Publié le 30 janvier 2023 | Thème(s) : ,

Un nourrisson est reçu en consultation de Génétique à Limoges dans les suites du diagnostic d’une surdité neurosensorielle congénitale dépistée à la naissance.

Deuxième enfant de parents non apparentés sans antécédent familial particulier, il présente une surdité bilatérale sévère à profonde, isolée, sans malformation au scanner des rochers et à l’IRM cérébrale. Cet enfant a rapidement bénéficié de la pose d’implants cochléaires. Toutefois l’évolution montre un retard de développement et d’acquisition de la marche, avec un questionnement sur d’éventuels traits autistiques. Cet enfant présente quelques particularités morphologiques avec un grand front bombé, une dystopie des canthi, une racine du nez large et une ensellure nasale marquée, à pondérer par l’origine ethnique. Ses mensurations (Taille, Poids et PC) sont dans les normes.

Les premiers bilans génétiques (analyse de DFNB1, ACPA, panel de gènes impliqués dans les surdités) reviennent sans anomalie, de même que la sérologie CMV. L’indication de séquençage du génome est alors retenue par la RCP nationale de la filière SENSGENE. Une analyse en trio (cas index et 2 parents) est réalisée dans le laboratoire AURAGEN.

 

Deux variations génétiques sont identifiées en trans dans le gène CDH23 :

  • une variation faux-sens, p.(Arg1746Gln), hérité du père, considéré comme pathogène, déjà été rapporté dans la littérature chez des patients porteurs d’un syndrome de Usher,
  • un remaniement chromosomique complexe, hérité de la mère. Il s’agit de deux inversions côte à côte, intragéniques et associées à trois délétions introniques de part et d’autre et entre les deux inversions (cf figure). La conséquence de ce remaniement complexe est vraisemblablement pathogène et équivalente à un allèle nul. Les outils bio-informatiques du laboratoire AURAGEN ont détecté les deux inversions, mais seule la visualisation et l’analyse sur IGV par les soft-clip a permis de voir et de préciser les délétions.

 

Le gène CDH23 est impliqué dans le syndrome de Usher de type 1 et dans la surdité non syndromique, de transmission autosomique récessive. Le syndrome de Usher de type 1 est défini par l’association d’une surdité congénitale sévère à profonde, d’une rétinopathie pigmentaire au cours de la première décade et dans la majorité des cas d’une aréfléxie vestibulaire se traduisant notamment par un retard d’acquisition de la marche.
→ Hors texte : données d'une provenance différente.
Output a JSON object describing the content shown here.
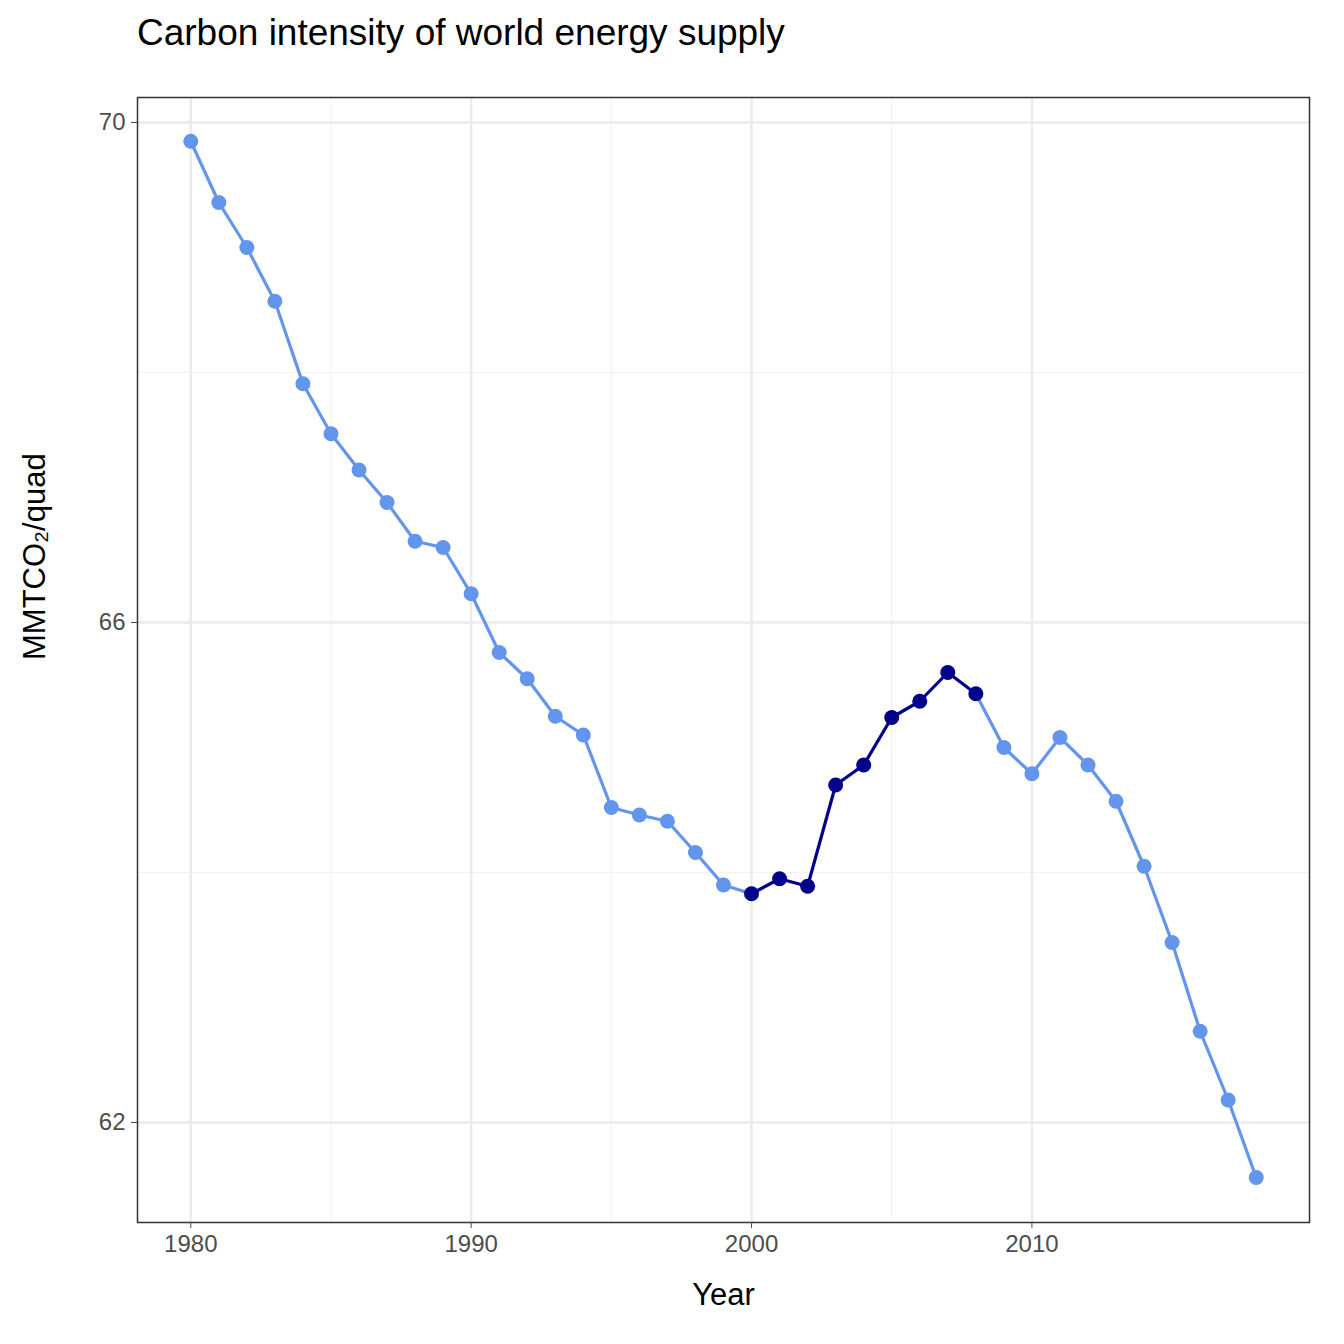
{
  "chart_data": {
    "type": "line",
    "title": "Carbon intensity of world energy supply",
    "x_label": "Year",
    "y_label": "MMTCO₂/quad",
    "x": [
      1980,
      1981,
      1982,
      1983,
      1984,
      1985,
      1986,
      1987,
      1988,
      1989,
      1990,
      1991,
      1992,
      1993,
      1994,
      1995,
      1996,
      1997,
      1998,
      1999,
      2000,
      2001,
      2002,
      2003,
      2004,
      2005,
      2006,
      2007,
      2008,
      2009,
      2010,
      2011,
      2012,
      2013,
      2014,
      2015,
      2016,
      2017,
      2018
    ],
    "values": [
      69.85,
      69.36,
      69.0,
      68.57,
      67.91,
      67.51,
      67.22,
      66.96,
      66.65,
      66.6,
      66.23,
      65.76,
      65.55,
      65.25,
      65.1,
      64.52,
      64.46,
      64.41,
      64.16,
      63.9,
      63.83,
      63.95,
      63.89,
      64.7,
      64.86,
      65.24,
      65.37,
      65.6,
      65.43,
      65.0,
      64.79,
      65.08,
      64.86,
      64.57,
      64.05,
      63.44,
      62.73,
      62.18,
      61.56
    ],
    "color": "#6495ED",
    "colors": [
      "#6495ED",
      "#6495ED",
      "#6495ED",
      "#6495ED",
      "#6495ED",
      "#6495ED",
      "#6495ED",
      "#6495ED",
      "#6495ED",
      "#6495ED",
      "#6495ED",
      "#6495ED",
      "#6495ED",
      "#6495ED",
      "#6495ED",
      "#6495ED",
      "#6495ED",
      "#6495ED",
      "#6495ED",
      "#6495ED",
      "#00008B",
      "#00008B",
      "#00008B",
      "#00008B",
      "#00008B",
      "#00008B",
      "#00008B",
      "#00008B",
      "#00008B",
      "#6495ED",
      "#6495ED",
      "#6495ED",
      "#6495ED",
      "#6495ED",
      "#6495ED",
      "#6495ED",
      "#6495ED",
      "#6495ED",
      "#6495ED"
    ],
    "marker": "circle",
    "xlim": [
      1978.1,
      2019.9
    ],
    "xticks": [
      1980,
      1990,
      2000,
      2010
    ],
    "ylim": [
      61.2,
      70.2
    ],
    "yticks": [
      62,
      66,
      70
    ],
    "grid": true
  }
}
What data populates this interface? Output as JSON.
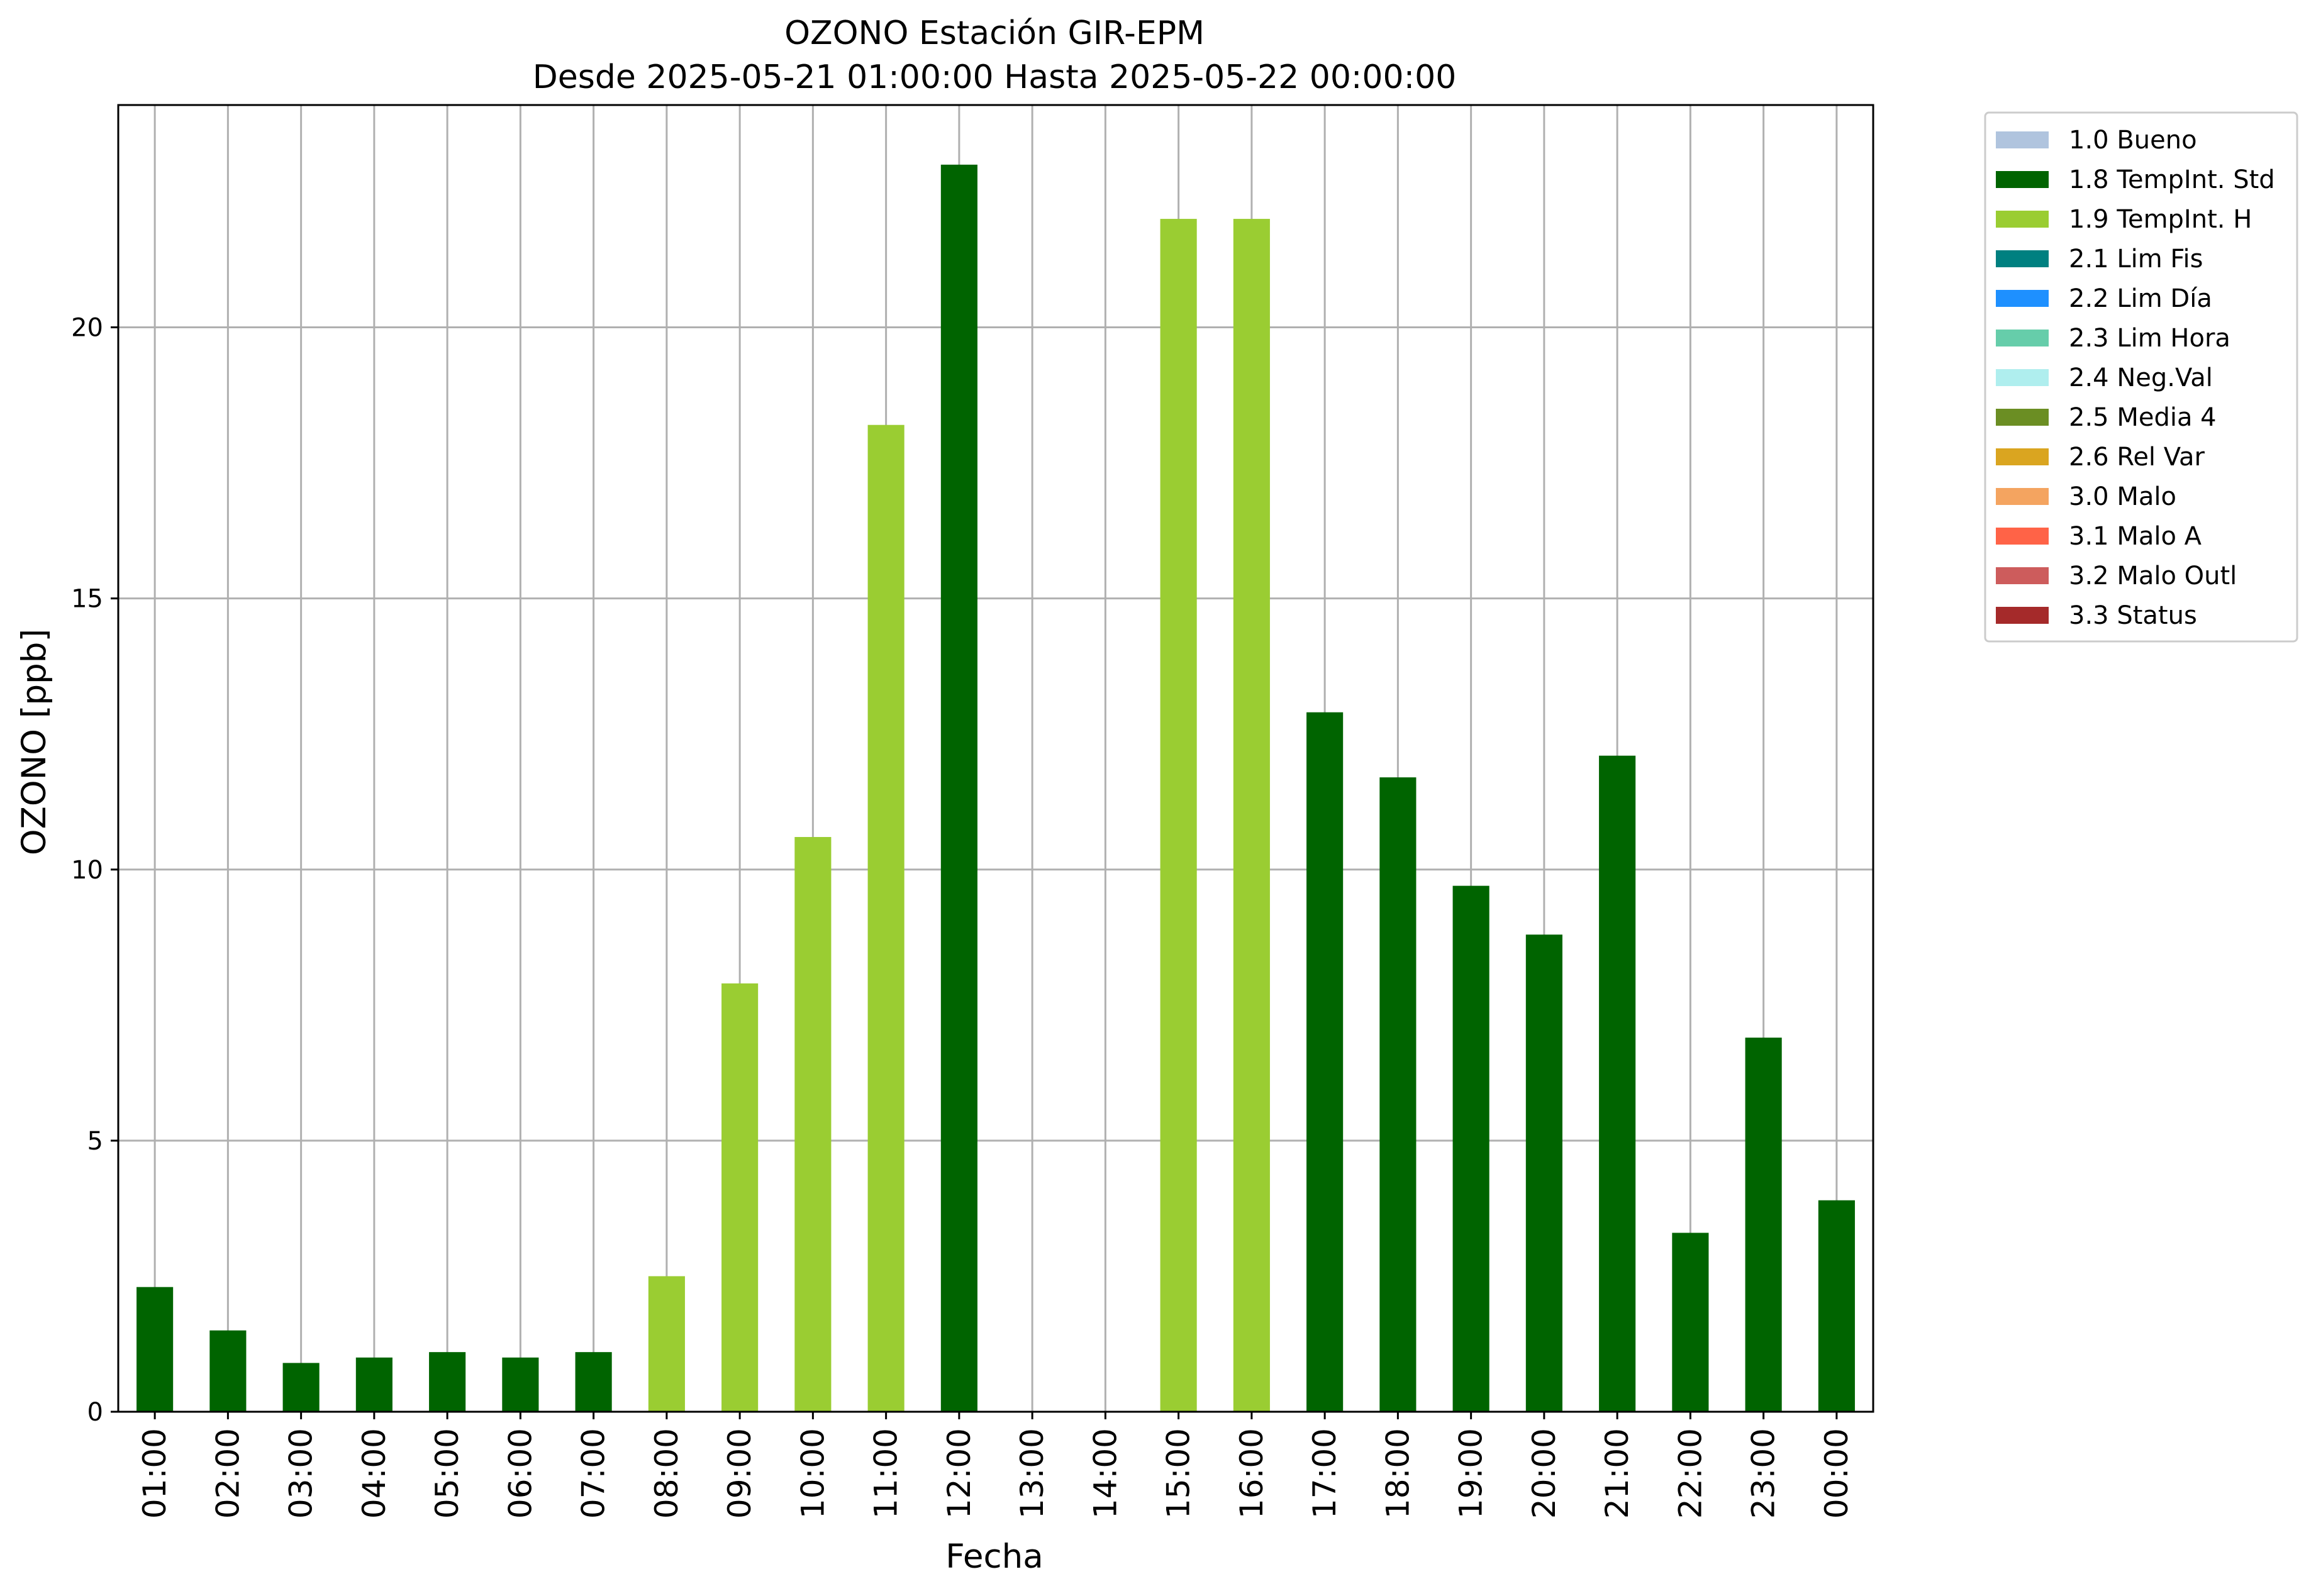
{
  "chart_data": {
    "type": "bar",
    "title": "OZONO Estación GIR-EPM",
    "subtitle": "Desde 2025-05-21 01:00:00 Hasta 2025-05-22 00:00:00",
    "xlabel": "Fecha",
    "ylabel": "OZONO [ppb]",
    "ylim": [
      0,
      24.1
    ],
    "yticks": [
      0,
      5,
      10,
      15,
      20
    ],
    "grid": true,
    "legend_position": "outside-right-top",
    "categories": [
      "01:00",
      "02:00",
      "03:00",
      "04:00",
      "05:00",
      "06:00",
      "07:00",
      "08:00",
      "09:00",
      "10:00",
      "11:00",
      "12:00",
      "13:00",
      "14:00",
      "15:00",
      "16:00",
      "17:00",
      "18:00",
      "19:00",
      "20:00",
      "21:00",
      "22:00",
      "23:00",
      "00:00"
    ],
    "values": [
      2.3,
      1.5,
      0.9,
      1.0,
      1.1,
      1.0,
      1.1,
      2.5,
      7.9,
      10.6,
      18.2,
      23.0,
      null,
      null,
      22.0,
      22.0,
      12.9,
      11.7,
      9.7,
      8.8,
      12.1,
      3.3,
      6.9,
      3.9
    ],
    "flags": [
      "1.8",
      "1.8",
      "1.8",
      "1.8",
      "1.8",
      "1.8",
      "1.8",
      "1.9",
      "1.9",
      "1.9",
      "1.9",
      "1.8",
      null,
      null,
      "1.9",
      "1.9",
      "1.8",
      "1.8",
      "1.8",
      "1.8",
      "1.8",
      "1.8",
      "1.8",
      "1.8"
    ],
    "legend": [
      {
        "code": "1.0",
        "label": "1.0 Bueno",
        "color": "#b0c4de"
      },
      {
        "code": "1.8",
        "label": "1.8 TempInt. Std",
        "color": "#006400"
      },
      {
        "code": "1.9",
        "label": "1.9 TempInt. H",
        "color": "#9acd32"
      },
      {
        "code": "2.1",
        "label": "2.1 Lim Fis",
        "color": "#008080"
      },
      {
        "code": "2.2",
        "label": "2.2 Lim Día",
        "color": "#1e90ff"
      },
      {
        "code": "2.3",
        "label": "2.3 Lim Hora",
        "color": "#66cdaa"
      },
      {
        "code": "2.4",
        "label": "2.4 Neg.Val",
        "color": "#afeeee"
      },
      {
        "code": "2.5",
        "label": "2.5 Media 4",
        "color": "#6b8e23"
      },
      {
        "code": "2.6",
        "label": "2.6 Rel Var",
        "color": "#daa520"
      },
      {
        "code": "3.0",
        "label": "3.0 Malo",
        "color": "#f4a460"
      },
      {
        "code": "3.1",
        "label": "3.1 Malo A",
        "color": "#ff6347"
      },
      {
        "code": "3.2",
        "label": "3.2 Malo Outl",
        "color": "#cd5c5c"
      },
      {
        "code": "3.3",
        "label": "3.3 Status",
        "color": "#a52a2a"
      }
    ]
  }
}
Un phénotypage inverse pour corréler ces données génomiques aux données cliniques est en cours avec en particulier un examen ophtalmologique pour déterminer si cet enfant présente une rétinopathie pigmentaire associée à sa surdité. Il est compliqué à ce stade de donner un pronostic car même en absence de rétinopathie pigmentaire, étant donné le jeune âge du patient, on ne peut exclure l’apparition de signes ophtalmologiques plus tardifs.

Le diagnostic de syndrome de Usher à partir d’une surdité a priori isolée est utile pour adapter la prise en charge de la personne et donner un conseil génétique adéquat.

 

Le séquençage du génome a permis d’apporter une explication à la surdité de cet enfant alors que les analyses classiques antérieures ne l’avaient pas permis. Les outils bioinformatiques développés par le laboratoire AURAGEN ont en effet permis d’identifier un remaniement chromosomique complexe intragénique, non détecté par l’ACPA.

Même s’ils restent une cause minoritaire dans les pathologies monogéniques, les remaniements chromosomiques doivent être recherchés. Le laboratoire AURAGEN a d’autres exemples similaires de remaniements de petite taille ou d’allure équilibrée, impliqués dans les pathologies monogéniques.